Our analysis sample includes weekly data for each household allowing at least 9 weeks of data prior to the earliest tax transaction and at least 8 weeks of data following the latest tax transaction (see Measures section above for allowed tax date ranges). This results in weekly data spanning November 18, 2020, through July 27, 2021, and November 17, 2021, through June 28, 2022, for each household in our sample. In each year, the weeks earlier than five weeks before the household’s tax transaction serve as a reference period, during which typical spending behavior is established. When plotting the impulse response (βc,τ,θ) we calculate the average of the βc,τ,θ during the five weeks prior to the tax transaction and subtract that average from each point in the plot, to level-set the series.
Weights
When regressing, we apply weights to non-CTC-recipient households so that their demographics mimic those of the CTC recipients on key dimensions that differentiate households with and without children. We include three factors in this weighting scheme:
- Maximum age: The age of the oldest household member, as of 2022
- Adult count: The number of adults in the household, determined by the household’s total round 1 EIP amount received (limited to 1 or 2 adults, see below filtering discussion)
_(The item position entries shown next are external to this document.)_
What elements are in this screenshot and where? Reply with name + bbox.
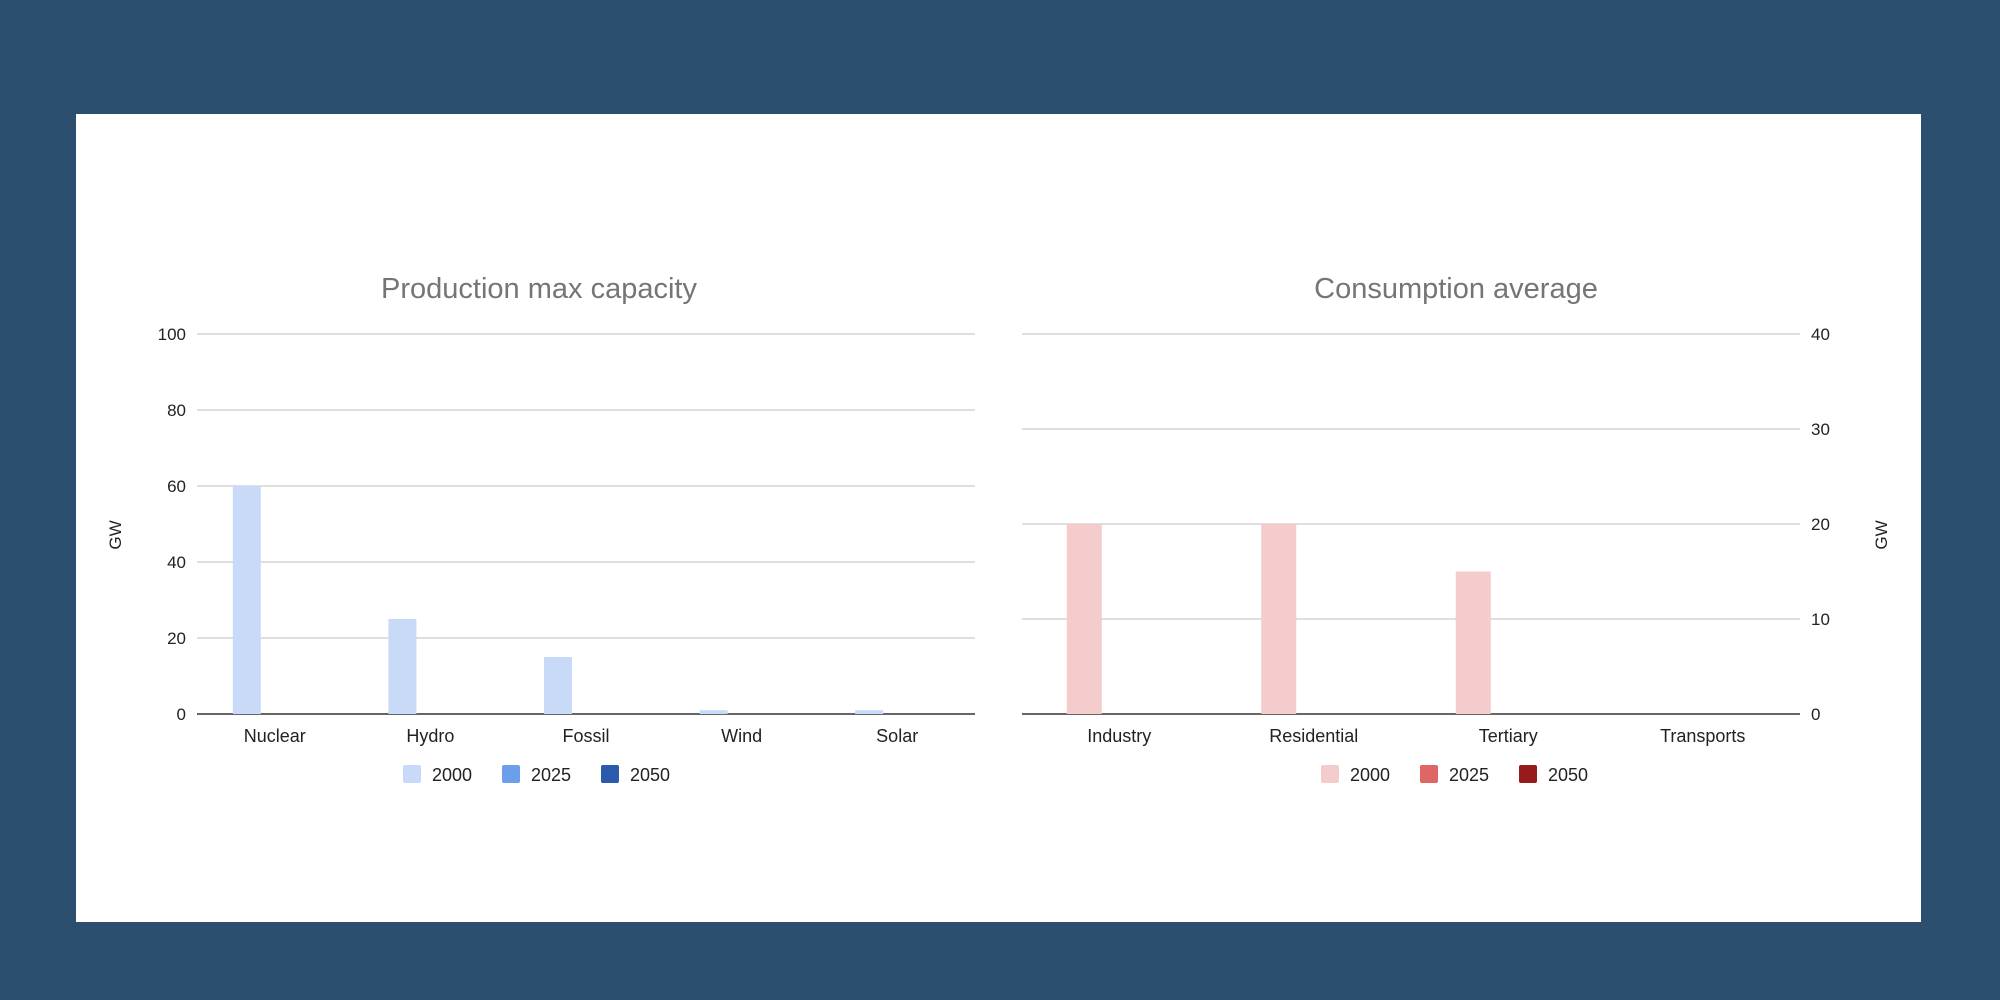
production-categories: Nuclear Hydro Fossil Wind Solar	[244, 726, 918, 746]
consumption-legend-swatch-2050	[1519, 765, 1537, 783]
production-category-label: Fossil	[562, 726, 609, 746]
consumption-bar-residential-2000	[1261, 524, 1297, 714]
consumption-y-tick-label: 40	[1811, 325, 1830, 344]
production-grid	[197, 333, 975, 715]
production-bar-solar-2000	[855, 710, 884, 714]
consumption-legend-label-2000: 2000	[1350, 765, 1390, 785]
consumption-bar-tertiary-2000	[1455, 571, 1491, 714]
consumption-category-label: Transports	[1660, 726, 1745, 746]
consumption-chart: Consumption average GW 0 10 20 30 40 Industr…	[1022, 273, 1891, 785]
production-ticks: 0 20 40 60 80 100	[158, 325, 186, 724]
consumption-category-label: Tertiary	[1479, 726, 1538, 746]
production-y-tick-label: 20	[167, 629, 186, 648]
production-legend-swatch-2000	[403, 765, 421, 783]
consumption-legend-swatch-2025	[1420, 765, 1438, 783]
production-category-label: Solar	[876, 726, 918, 746]
consumption-grid	[1022, 333, 1800, 715]
production-y-tick-label: 40	[167, 553, 186, 572]
consumption-legend-label-2050: 2050	[1548, 765, 1588, 785]
production-legend-label-2050: 2050	[630, 765, 670, 785]
consumption-bar-industry-2000	[1066, 524, 1102, 714]
production-y-tick-label: 0	[177, 705, 186, 724]
consumption-legend-label-2025: 2025	[1449, 765, 1489, 785]
production-chart-title: Production max capacity	[381, 273, 697, 305]
consumption-y-tick-label: 20	[1811, 515, 1830, 534]
consumption-categories: Industry Residential Tertiary Transports	[1087, 726, 1745, 746]
consumption-y-tick-label: 10	[1811, 610, 1830, 629]
production-category-label: Hydro	[406, 726, 454, 746]
consumption-legend-swatch-2000	[1321, 765, 1339, 783]
production-legend-label-2025: 2025	[531, 765, 571, 785]
consumption-bars	[1066, 524, 1491, 714]
consumption-category-label: Residential	[1269, 726, 1358, 746]
consumption-legend: 2000 2025 2050	[1321, 765, 1588, 785]
production-bars	[232, 486, 884, 714]
production-bar-nuclear-2000	[232, 486, 261, 714]
consumption-y-axis-title: GW	[1872, 520, 1891, 549]
production-y-tick-label: 60	[167, 477, 186, 496]
production-bar-hydro-2000	[388, 619, 417, 714]
chart-card: Production max capacity GW 0 20 40 60 80 100 …	[76, 114, 1921, 922]
production-category-label: Nuclear	[244, 726, 306, 746]
production-y-axis-title: GW	[106, 520, 125, 549]
consumption-y-tick-label: 30	[1811, 420, 1830, 439]
production-legend: 2000 2025 2050	[403, 765, 670, 785]
production-y-tick-label: 100	[158, 325, 186, 344]
consumption-chart-title: Consumption average	[1314, 273, 1598, 305]
consumption-y-tick-label: 0	[1811, 705, 1820, 724]
production-legend-swatch-2050	[601, 765, 619, 783]
production-chart: Production max capacity GW 020406080100 …	[106, 273, 975, 785]
consumption-ticks: 0 10 20 30 40	[1811, 325, 1830, 724]
production-category-label: Wind	[721, 726, 762, 746]
production-legend-label-2000: 2000	[432, 765, 472, 785]
production-legend-swatch-2025	[502, 765, 520, 783]
production-y-tick-label: 80	[167, 401, 186, 420]
production-bar-fossil-2000	[544, 657, 572, 714]
production-bar-wind-2000	[699, 710, 728, 714]
consumption-category-label: Industry	[1087, 726, 1151, 746]
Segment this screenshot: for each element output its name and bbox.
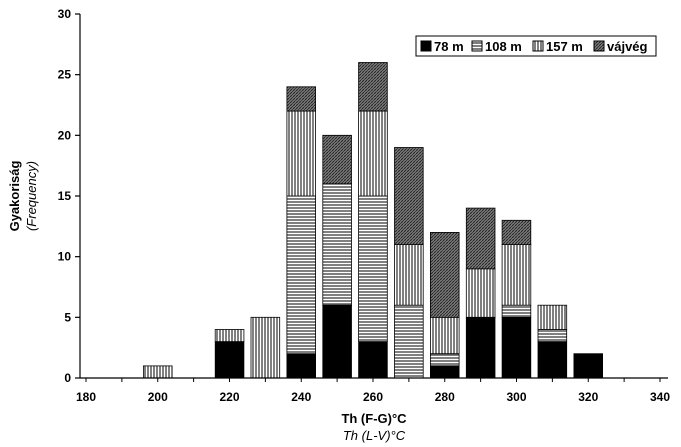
bar-270-vájvég xyxy=(394,147,424,245)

- Cash buffer quartile: The number of weeks of typical spending present in the household’s checking and savings accounts during the 4 weeks prior to tax activity (see Measures section above for details)
We compute weights based on the joint distribution of these three variables, as observed in CTC recipient households . For a target proportion based on the joint distribution in the CTC recipient group, and an actual proportion based on the joint distribution in the non-recipient group, household-level weights for non-recipient households are calculated as:
Weight=(Target proportion)/(Actual proportion)
Modeling sample
Prior to performing regressions, we apply additional filters to our analysis sample. We remove households with extreme values of any dependent variable of interest (i.e., households with values in the highest half-percent of the distribution for at least one dependent variable) . Finally, we remove households with extreme values of our weighting variables, specifically households with more than two adults.